3.3. La concentration des exportations augmente, signalant un risque de dépendance croissante
Si le HHI des exportations reste modéré (441 en 2015, 687 en 2025, en valeur), sa progression de +56 % traduit une concentration croissante des débouchés. Les trois premiers partenaires (Royaume-Uni, États-Unis, Suisse) absorbaient 23 % des exportations en 2015 ; en 2025, ce chiffre atteint 35 %. Cette concentration expose l'industrie européenne du froid au risque de politiques commerciales restrictives de la part de ses principaux clients. La menace de droits de douane américains, fréquemment évoquée depuis 2025, constitue à cet égard un facteur de vulnérabilité majeur, les États-Unis étant devenus le premier débouché unique de l'UE (331 M€).
En parallèle, la spécialisation au sein de l'UE révèle un paysage très inégalitaire. Quatre pays (Croatie, Danemark, Italie, France) affichent un RSCA supérieur à 0,4, indiquant un avantage comparatif net. À l'inverse, Malte (RSCA de −0,996), Chypre, la Roumanie et la Grèce sont structurellement déficitaires et importent l'essentiel de leurs besoins.
Conclusion
La période 2015–2025 se caractérise pour le segment CN 841869 par une trajectoire de croissance robuste, portée par la demande mondiale en équipements de production du froid (industrie agroalimentaire, data centers, climatisation, chaîne du froid pharmaceutique). L'Union européenne a renforcé sa position d'exportateur net majeur, avec un excédent commercial qui a pratiquement doublé pour atteindre 1,5 Md€ en 2025.
Cependant, cette dynamique masque des fragilités croissantes. Du côté de l'approvisionnement, la dépendance accrue vis-à-vis de la Chine (45 % des importations en valeur) combinée à un choc de prix majeur en 2022 illustre la vulnérabilité de la filière aux perturbations des chaînes d'approvisionnement mondiales. Du côté des débouchés, la concentration des exportations sur un nombre réduit de marchés — en particulier les États-Unis — crée une exposition significative aux risques géopolitiques et tarifaires. L'effondrement du commerce avec la Russie (−82 %) démontre à quel point les facteurs géopolitiques peuvent restructurer brutalement les flux commerciaux.

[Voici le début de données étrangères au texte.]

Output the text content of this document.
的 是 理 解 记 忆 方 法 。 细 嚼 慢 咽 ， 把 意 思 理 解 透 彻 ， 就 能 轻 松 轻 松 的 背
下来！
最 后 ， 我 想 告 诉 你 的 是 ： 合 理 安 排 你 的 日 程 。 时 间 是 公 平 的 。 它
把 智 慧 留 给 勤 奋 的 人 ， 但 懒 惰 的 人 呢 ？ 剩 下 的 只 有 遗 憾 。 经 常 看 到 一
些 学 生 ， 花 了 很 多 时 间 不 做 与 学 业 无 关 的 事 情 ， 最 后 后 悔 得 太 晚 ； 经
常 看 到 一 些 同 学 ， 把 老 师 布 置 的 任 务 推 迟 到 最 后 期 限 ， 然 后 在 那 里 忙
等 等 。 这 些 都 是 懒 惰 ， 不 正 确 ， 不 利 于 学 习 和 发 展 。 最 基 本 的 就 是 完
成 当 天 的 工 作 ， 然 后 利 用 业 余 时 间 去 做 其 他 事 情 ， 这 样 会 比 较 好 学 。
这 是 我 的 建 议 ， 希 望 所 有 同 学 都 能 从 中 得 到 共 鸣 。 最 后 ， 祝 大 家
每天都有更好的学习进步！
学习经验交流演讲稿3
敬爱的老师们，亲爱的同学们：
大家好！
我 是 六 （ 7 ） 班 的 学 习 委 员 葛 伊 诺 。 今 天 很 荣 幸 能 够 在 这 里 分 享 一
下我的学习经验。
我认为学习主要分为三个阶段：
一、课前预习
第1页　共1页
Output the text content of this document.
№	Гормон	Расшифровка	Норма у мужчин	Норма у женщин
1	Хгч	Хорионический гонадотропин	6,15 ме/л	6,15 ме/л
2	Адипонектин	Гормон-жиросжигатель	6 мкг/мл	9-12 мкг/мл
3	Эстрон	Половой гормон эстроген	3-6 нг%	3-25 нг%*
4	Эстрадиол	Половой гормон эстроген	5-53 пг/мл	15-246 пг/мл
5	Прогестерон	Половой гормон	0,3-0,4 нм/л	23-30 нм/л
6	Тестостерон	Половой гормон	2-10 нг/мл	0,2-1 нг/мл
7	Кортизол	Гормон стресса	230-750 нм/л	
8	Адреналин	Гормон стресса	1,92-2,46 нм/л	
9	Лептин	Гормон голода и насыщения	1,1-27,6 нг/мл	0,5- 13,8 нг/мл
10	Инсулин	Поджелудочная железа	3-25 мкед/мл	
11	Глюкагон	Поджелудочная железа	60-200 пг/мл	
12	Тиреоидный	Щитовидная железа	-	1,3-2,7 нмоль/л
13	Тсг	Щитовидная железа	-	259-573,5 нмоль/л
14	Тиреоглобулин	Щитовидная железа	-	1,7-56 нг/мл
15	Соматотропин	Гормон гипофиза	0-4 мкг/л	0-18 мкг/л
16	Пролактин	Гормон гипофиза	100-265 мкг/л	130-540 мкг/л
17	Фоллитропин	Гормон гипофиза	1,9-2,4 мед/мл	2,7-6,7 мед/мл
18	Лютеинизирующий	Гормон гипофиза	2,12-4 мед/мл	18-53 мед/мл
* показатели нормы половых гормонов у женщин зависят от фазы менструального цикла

Trois enjeux structurants se dessinent pour les années à venir : la diversification des sources d'approvisionnement pour réduire la concentration importatrice, la préservation de l'accès au marché américain dans un contexte de tensions commerciales, et le renforcement de la compétitivité des pôles de production européens face à la concurrence asiatique sur les segments de milieu de gamme.